Cette ambition, décuplée par le formidable essor des sciences physiques depuis le XVIIe siècle et des sciences humaines au XIXe, semble non seulement possible, mais aussi raisonnable.

Ne permet-elle pas en effet à l'homme de mieux connaître le monde auquel il appartient, donc d'agir en connaissance de cause? Pourtant, il n'est pas certain que ce projet soit souhaitable.

Si l'on comprend la nature comme l'ensemble de ce qui existe, alors l'homme en fait partie et doit la respecter.

Et si on la comprend au sens de nature humaine, comment concilier une tentative de maîtrise avec la préservation de la liberté ? 1.

Le projet de maîtrise de la nature est à la fois possible et légitime. • La volonté de connaître le fonctionnement de la nature pour pouvoir éventuellement en modifier le cours est raisonnable car ce projet est possible, certes à long terme, mais sans utopie.

C'est le principe du déterminisme, illustré par « le démon de Laplace » : des yeux aussi perçants que ceux d'un Dieu seraient capables de prédire rationnellement toute la suite des événements présents, à partir de ce qui s'est passé et de ce qui se déroule.

Les progrès des sciences prouvent que l'on s'approche toujours plus près de cet idéal.

Pourquoi refuser alors a priori la possibilité de l'atteindre un jour ? • La découverte des lois, c'est-à-dire des relations invariables régissant les phénomènes, permet en outre de comprendre comment les choses s'enchaînent.

Or, mieux comprendre la relation des causes et des effets permet de mieux les maîtriser et de se donner les moyens de les reproduire et d'en modifier le cours.

De là l'intérêt de maîtriser des processus susceptibles d'entraîner, sans cela, des catastrophes naturelles.

De la possibilité, on glisse alors vers la légitimité : il est raisonnable de souhaiter maîtriser la nature, parce que cela participe au bien-être de l'homme voire à sa survie.

Quand Descartes évoque la possibilité de «se rendre comme maître et possesseur de la nature», il prend tout de suite l'exemple de la médecine, dont le développement permettra à l'homme de mieux vieillir et de se préserver des agressions. Dans la sixième partie du « Discours de la méthode » (1637), Descartes met au jour un projet dont nous sommes les héritiers.

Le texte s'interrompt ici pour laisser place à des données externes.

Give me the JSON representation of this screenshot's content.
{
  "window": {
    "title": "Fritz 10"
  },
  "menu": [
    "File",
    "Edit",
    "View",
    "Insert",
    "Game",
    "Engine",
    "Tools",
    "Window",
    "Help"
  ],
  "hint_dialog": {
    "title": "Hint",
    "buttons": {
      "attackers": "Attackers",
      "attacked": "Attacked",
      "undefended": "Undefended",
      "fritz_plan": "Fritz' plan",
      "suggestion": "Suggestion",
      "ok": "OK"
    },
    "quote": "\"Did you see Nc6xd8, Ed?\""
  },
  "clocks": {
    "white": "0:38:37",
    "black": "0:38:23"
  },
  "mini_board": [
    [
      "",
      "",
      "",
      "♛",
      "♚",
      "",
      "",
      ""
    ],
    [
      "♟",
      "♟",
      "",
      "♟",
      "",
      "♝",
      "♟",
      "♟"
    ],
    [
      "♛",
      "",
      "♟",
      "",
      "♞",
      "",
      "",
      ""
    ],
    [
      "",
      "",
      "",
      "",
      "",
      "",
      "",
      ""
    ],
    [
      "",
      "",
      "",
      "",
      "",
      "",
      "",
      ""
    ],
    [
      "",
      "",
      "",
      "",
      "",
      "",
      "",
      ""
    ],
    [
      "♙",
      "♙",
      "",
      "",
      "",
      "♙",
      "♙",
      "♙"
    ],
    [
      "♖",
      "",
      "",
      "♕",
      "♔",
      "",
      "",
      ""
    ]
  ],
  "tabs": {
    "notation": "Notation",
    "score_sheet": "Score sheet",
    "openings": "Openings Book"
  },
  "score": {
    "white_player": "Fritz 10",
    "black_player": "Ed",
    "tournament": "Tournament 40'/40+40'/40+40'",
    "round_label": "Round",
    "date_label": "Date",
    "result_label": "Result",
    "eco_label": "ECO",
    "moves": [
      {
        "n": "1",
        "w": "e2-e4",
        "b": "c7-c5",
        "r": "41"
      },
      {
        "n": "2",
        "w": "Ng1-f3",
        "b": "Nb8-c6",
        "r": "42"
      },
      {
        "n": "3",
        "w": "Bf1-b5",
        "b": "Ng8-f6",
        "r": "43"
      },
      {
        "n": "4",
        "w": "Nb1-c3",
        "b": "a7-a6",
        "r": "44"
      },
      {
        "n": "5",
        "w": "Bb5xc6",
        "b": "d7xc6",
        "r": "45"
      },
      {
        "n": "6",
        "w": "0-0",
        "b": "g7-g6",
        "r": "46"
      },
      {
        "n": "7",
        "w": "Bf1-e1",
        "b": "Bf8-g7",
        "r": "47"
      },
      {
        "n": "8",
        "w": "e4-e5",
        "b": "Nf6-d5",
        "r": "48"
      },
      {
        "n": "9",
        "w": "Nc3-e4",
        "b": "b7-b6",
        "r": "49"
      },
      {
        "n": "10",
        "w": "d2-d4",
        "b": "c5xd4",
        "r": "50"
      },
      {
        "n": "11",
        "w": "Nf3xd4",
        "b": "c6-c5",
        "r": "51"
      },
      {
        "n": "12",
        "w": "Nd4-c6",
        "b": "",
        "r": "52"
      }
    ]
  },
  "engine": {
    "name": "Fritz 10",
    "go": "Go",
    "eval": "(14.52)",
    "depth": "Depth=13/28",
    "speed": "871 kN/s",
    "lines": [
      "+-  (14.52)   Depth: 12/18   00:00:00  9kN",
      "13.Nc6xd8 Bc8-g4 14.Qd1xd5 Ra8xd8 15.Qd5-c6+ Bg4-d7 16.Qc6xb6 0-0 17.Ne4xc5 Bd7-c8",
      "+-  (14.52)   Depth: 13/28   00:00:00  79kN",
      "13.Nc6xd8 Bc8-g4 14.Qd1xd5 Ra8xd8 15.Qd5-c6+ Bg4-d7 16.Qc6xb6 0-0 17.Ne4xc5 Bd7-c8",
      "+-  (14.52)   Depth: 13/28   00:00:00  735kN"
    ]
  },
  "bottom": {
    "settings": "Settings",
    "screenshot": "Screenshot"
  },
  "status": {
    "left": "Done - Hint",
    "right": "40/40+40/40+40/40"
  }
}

Il s'agit de promouvoir une nouvelle conception de la science, de la technique et de leurs rapports, apte à nous rendre « comme maître et possesseurs de la nature ». Descartes n'inaugure pas seulement l'ère du mécanisme, mais aussi celle du machinisme, de la domination technicienne du monde. Si Descartes marque une étape essentielle dans l'histoire de la philosophie, c'est qu'il rompt de façon radicale et essentielle avec sa compréhension antérieure.

Dans le « Discours de la méthode », Descartes polémique avec la philosophie de son temps et des siècles passés : la scolastique, que l'on peut définir comme une réappropriation chrétienne de la doctrine d'Aristote. Plus précisément, il s'agit dans notre passage de substituer « à la philosophie spéculative qu'on enseigne dans les écoles » une « philosophie pratique ».

La philosophie spéculative désigne la scolastique, qui fait prédominer la contemplation sur l'action, le voir sur l'agir.

Aristote et la tradition grecque faisaient de la science une activité libre et désintéressée, n'ayant d'autre but que de comprendre le monde, d'en admirer la beauté.

La vie active est conçue comme coupée de la vie spéculative, seule digne non seulement des hommes, mais des dieux. Descartes subvertit la tradition.

D'une part, il cherche des « connaissances qui soient fort utiles à la vie », d'autre part la science cartésienne ne contemple plus les choses de la nature, mais construit des objets de connaissance.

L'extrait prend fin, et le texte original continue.